Simone Chriss, Director of the Southern Legal Counsel’s Transgender Rights Initiative calls the ruling a “strong affirmation of trans folks, of their experiences and of the healthcare they need to survive.”

The injunction is narrowly focused on three kids whose parents are involved in the lawsuit, but since the ruling finds the barriers to care are likely unconstitutional, Chriss says that means the ban is not expected to be enforced as the case moves forward and that gender affirming care should be accessible for kids who need it.

In a statement, Jane Doe, who is challenging the ban on behalf of herself and her daughter Susan Doe, said her “entire family is breathing a huge sigh of relief.”

“My husband and I have been heartbroken and worried sick about not being able to care for our daughter in the way we know she needs. I’m sure most any parent can imagine the sense of powerlessness that comes from being unable to do something as basic as get medical care for your child,” Doe continued.

The plaintiffs in the case are using pseudonyms to protect the identities of their children.

The injunction applies to bans on care passed by the Florida Board of Medicine and the Florida Board of Osteopathic Medicine, as well as to a law signed by Gov.

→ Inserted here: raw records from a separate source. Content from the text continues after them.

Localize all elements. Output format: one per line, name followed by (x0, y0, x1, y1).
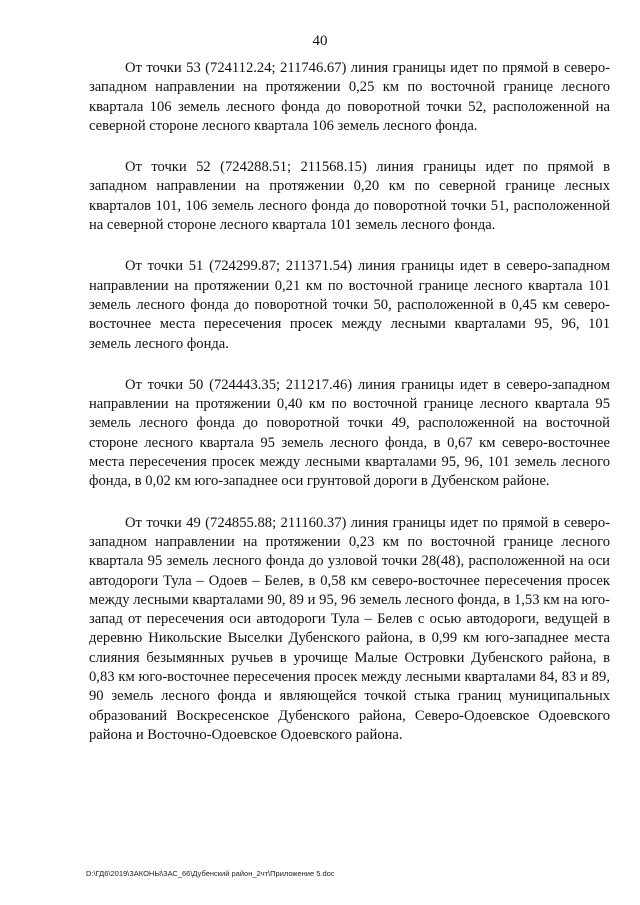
paragraph-point-52: От точки 52 (724288.51; 211568.15) линия границы идет по прямой в западном направлении на протяжении 0,20 км по северной границе лесных кварталов 101, 106 земель лесного фонда до поворотной точки 51, расположенной на северной стороне лесного квартала 101 земель лесного фонда. (89, 159, 610, 234)
document-body (89, 59, 610, 767)
page-number: 40 (312, 33, 328, 49)
footer-file-path: D:\ГД6\2019\ЗАКОНЫ\ЗАС_66\Дубенский район_2чт\Приложение 5.doc (86, 869, 335, 878)
paragraph-point-51: От точки 51 (724299.87; 211371.54) линия границы идет в северо-западном направлении на протяжении 0,21 км по восточной границе лесного квартала 101 земель лесного фонда до поворотной точки 50, расположенной в 0,45 км северо-восточнее места пересечения просек между лесными кварталами 95, 96, 101 земель лесного фонда. (89, 258, 610, 352)
paragraph-point-50: От точки 50 (724443.35; 211217.46) линия границы идет в северо-западном направлении на протяжении 0,40 км по восточной границе лесного квартала 95 земель лесного фонда до поворотной точки 49, расположенной на восточной стороне лесного квартала 95 земель лесного фонда, в 0,67 км северо-восточнее места пересечения просек между лесными кварталами 95, 96, 101 земель лесного фонда, в 0,02 км юго-западнее оси грунтовой дороги в Дубенском районе. (89, 376, 610, 490)
paragraph-point-49: От точки 49 (724855.88; 211160.37) линия границы идет по прямой в северо-западном направлении на протяжении 0,23 км по восточной границе лесного квартала 95 земель лесного фонда до узловой точки 28(48), расположенной на оси автодороги Тула – Одоев – Белев, в 0,58 км северо-восточнее пересечения просек между лесными кварталами 90, 89 и 95, 96 земель лесного фонда, в 1,53 км на юго-запад от пересечения оси автодороги Тула – Белев с осью автодороги, ведущей в деревню Никольские Выселки Дубенского района, в 0,99 км юго-западнее места слияния безымянных ручьев в урочище Малые Островки Дубенского района, в 0,83 км юго-восточнее пересечения просек между лесными кварталами 84, 83 и 89, 90 земель лесного фонда и являющейся точкой стыка границ муниципальных образований Воскресенское Дубенского района, Северо-Одоевское Одоевского района и Восточно-Одоевское Одоевского района. (89, 514, 610, 743)
paragraph-point-53: От точки 53 (724112.24; 211746.67) линия границы идет по прямой в северо-западном направлении на протяжении 0,25 км по восточной границе лесного квартала 106 земель лесного фонда до поворотной точки 52, расположенной на северной стороне лесного квартала 106 земель лесного фонда. (89, 60, 610, 134)
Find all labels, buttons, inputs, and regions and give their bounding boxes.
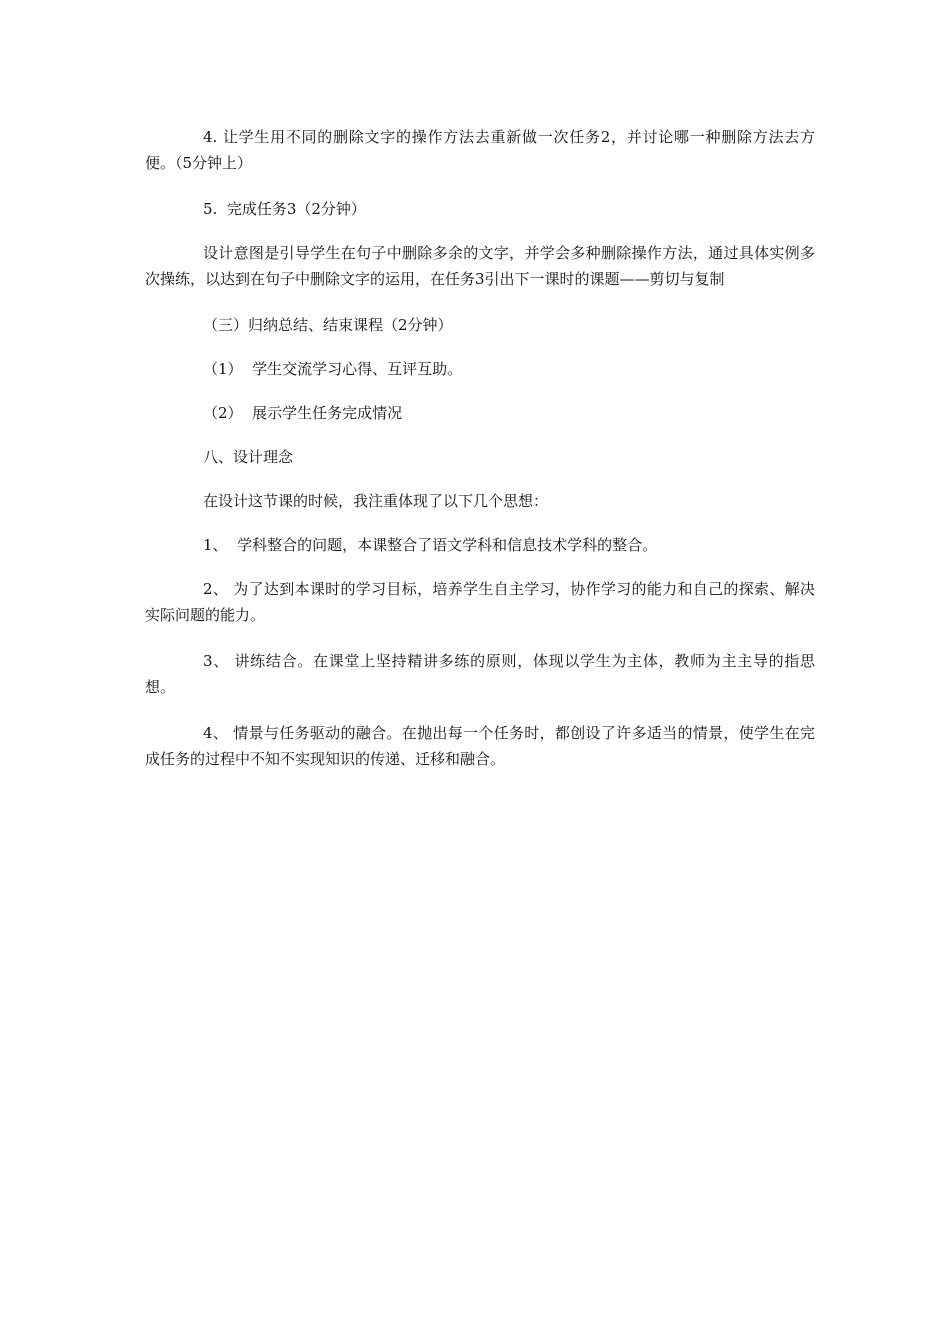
list-item-learning-goals: 2、 为了达到本课时的学习目标，培养学生自主学习，协作学习的能力和自己的探索、解决实际问题的能力。 [145, 580, 815, 624]
list-item-subject-integration: 1、 学科整合的问题，本课整合了语文学科和信息技术学科的整合。 [203, 536, 658, 554]
list-item-practice: 3、 讲练结合。在课堂上坚持精讲多练的原则，体现以学生为主体，教师为主主导的指思想。 [145, 652, 815, 696]
paragraph-task3: 5. 完成任务3（2分钟） [203, 200, 366, 218]
list-item-showcase: （2） 展示学生任务完成情况 [203, 404, 403, 422]
document-body [145, 124, 815, 792]
paragraph-concept-intro: 在设计这节课的时候，我注重体现了以下几个思想： [203, 492, 549, 510]
section-heading-summary: （三）归纳总结、结束课程（2分钟） [203, 316, 453, 334]
section-heading-design-concept: 八、设计理念 [203, 448, 294, 466]
paragraph-task2-redo: 4. 让学生用不同的删除文字的操作方法去重新做一次任务2，并讨论哪一种删除方法去方便。（5分钟上） [145, 128, 815, 172]
list-item-exchange: （1） 学生交流学习心得、互评互助。 [203, 360, 463, 378]
list-item-scenario-task: 4、 情景与任务驱动的融合。在抛出每一个任务时，都创设了许多适当的情景，使学生在完成任务的过程中不知不实现知识的传递、迁移和融合。 [145, 724, 815, 768]
paragraph-design-intent: 设计意图是引导学生在句子中删除多余的文字，并学会多种删除操作方法，通过具体实例多次操练，以达到在句子中删除文字的运用，在任务3引出下一课时的课题——剪切与复制 [145, 244, 815, 288]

Ron DeSantis last month that codified the boards’ bans.

In his strongly-worded ruling U.S. District Judge Robert Hinkle finds the plaintiffs are likely to prevail and says "The elephant in the room should be noted at the outset. Gender identity is real."

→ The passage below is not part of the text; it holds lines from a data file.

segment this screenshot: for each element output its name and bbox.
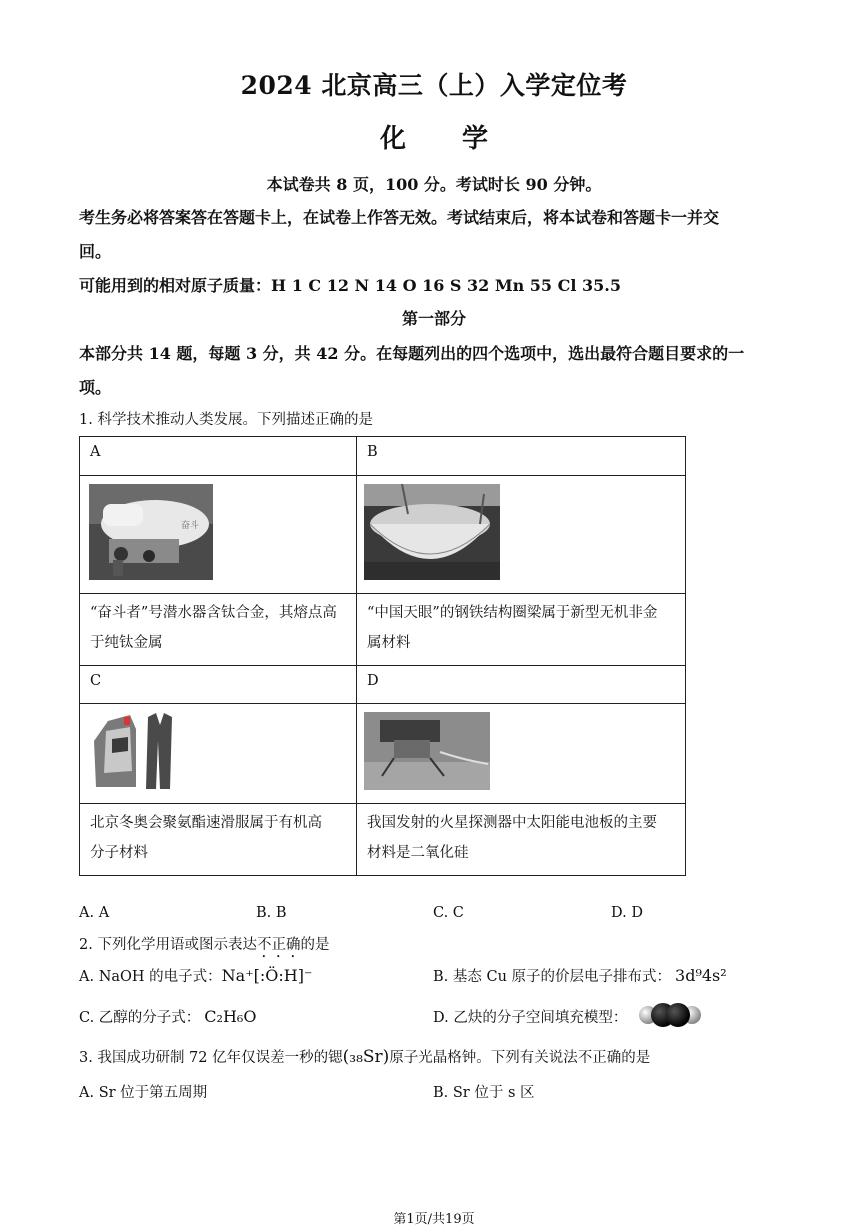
q1-option-c: C. C [433,905,464,921]
page-number: 第1页/共19页 [393,1212,475,1227]
q1-option-d: D. D [611,905,643,921]
question-1-stem: 1. 科学技术推动人类发展。下列描述正确的是 [79,412,373,428]
mars-lander-photo [364,712,490,790]
q3-strontium-symbol: (₃₈Sr) [342,1047,390,1067]
q2-option-c [79,1006,256,1027]
subject-title: 化学 [379,124,544,154]
submersible-photo [89,484,213,580]
q1-option-a: A. A [79,905,110,921]
q2-option-d [433,1006,627,1027]
question-2-stem [79,933,329,961]
q2-stem-pre: 2. 下列化学用语或图示表达 [79,937,257,953]
instruction-line-cont: 回。 [79,242,112,261]
atomic-mass-line: 可能用到的相对原子质量：H 1 C 12 N 14 O 16 S 32 Mn 55 Cl 35.5 [79,276,621,295]
cell-text-c-line2: 分子材料 [90,845,148,861]
part-heading: 第一部分 [401,309,466,328]
q3-stem-pre: 3. 我国成功研制 72 亿年仅误差一秒的锶 [79,1050,343,1066]
q2-option-a [79,965,312,986]
cell-text-a-line1: “奋斗者”号潜水器含钛合金，其熔点高 [90,605,337,621]
cell-text-a [80,594,357,666]
q3-option-b: B. Sr 位于 s 区 [433,1085,535,1101]
cell-label-a: A [80,437,357,476]
acetylene-model-icon [638,1002,702,1028]
q2-stem-emphasis: 不正确 [256,937,301,953]
q2-option-b-label: B. 基态 Cu 原子的价层电子排布式： [433,969,672,985]
q2-option-b-formula: 3d⁹4s² [675,966,727,985]
cell-text-b [357,594,686,666]
part-description: 本部分共 14 题，每题 3 分，共 42 分。在每题列出的四个选项中，选出最符合题目要求的一 [79,344,745,363]
cell-label-b: B [357,437,686,476]
cell-text-d [357,804,686,876]
q3-stem-post: 原子光晶格钟。下列有关说法不正确的是 [389,1050,651,1066]
q2-option-b [433,965,727,986]
q2-option-d-label: D. 乙炔的分子空间填充模型： [433,1010,628,1026]
exam-title: 2024 北京高三（上）入学定位考 [240,71,628,100]
q2-option-a-formula: Na⁺[:Ö:H]⁻ [221,966,313,985]
q2-option-a-label: A. NaOH 的电子式： [79,969,222,985]
q2-stem-post: 的是 [300,937,330,953]
cell-label-c: C [80,666,357,704]
cell-text-d-line1: 我国发射的火星探测器中太阳能电池板的主要 [367,815,657,831]
cell-text-a-line2: 于纯钛金属 [90,635,163,651]
skating-suit-photo [90,711,180,793]
part-description-cont: 项。 [79,378,112,397]
cell-label-d: D [357,666,686,704]
q2-option-c-label: C. 乙醇的分子式： [79,1010,201,1026]
q3-option-a: A. Sr 位于第五周期 [79,1085,208,1101]
fast-telescope-photo [364,484,500,580]
svg-text:奋斗: 奋斗 [181,521,200,531]
q2-option-c-formula: C₂H₆O [204,1007,257,1026]
cell-text-b-line1: “中国天眼”的钢铁结构圈梁属于新型无机非金 [367,605,658,621]
q3-symbol-text: ₃₈Sr [349,1047,383,1067]
cell-text-c-line1: 北京冬奥会聚氨酯速滑服属于有机高 [90,815,322,831]
question-3-stem [79,1046,650,1067]
exam-info: 本试卷共 8 页，100 分。考试时长 90 分钟。 [266,175,602,194]
q1-option-b: B. B [256,905,287,921]
cell-text-b-line2: 属材料 [367,635,411,651]
cell-text-d-line2: 材料是二氧化硅 [367,845,469,861]
cell-text-c [80,804,357,876]
instruction-line: 考生务必将答案答在答题卡上，在试卷上作答无效。考试结束后，将本试卷和答题卡一并交 [79,208,720,227]
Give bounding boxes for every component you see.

"This is a politically fraught area. There has long been, and still is, substantial bigotry directed at transgender individuals. Common experience confirms this, as does a Florida legislator’s remarkable reference to transgender witnesses at a committee hearing as 'mutants' and 'demons.' And even when not based on bigotry, there are those who incorrectly but sincerely believe that gender identity is not real but instead just a choice," Hinkle says.

Hinkle is referring to a statement made by Rep. Webster Barnaby (R-Deltona) during an April committee meeting.

Hinkle also calls the bans an "exercise in politics, not good medicine."

In an emailed response to the ruling, Gov. DeSantis’ press secretary, Jeremy Redfern, wrote the injunction “is extremely limited in scope. In this case, a single judge has decided that puberty blockers and cross-sex hormones should be made available to three young children.”

“We obviously disagree with the judge's ruling. We will continue fighting against the rogue elements in the medical establishment that push ideology over evidence and protect against mutilating our kids,” Redfern continued.

The case is expected to move forward quickly. Chriss says Hinkle has indicated he expects to issue a ruling at the same time that he rules in a separate case that blocks Medicaid coverage of gender affirming care for both kids and adults.

While an appeal on the injunction is expected, that appeal would go before the 11th U.S. Circuit Court where an injunction has been allowed to continue against a similar ban passed in Alabama as a lawsuit in that case moves forward.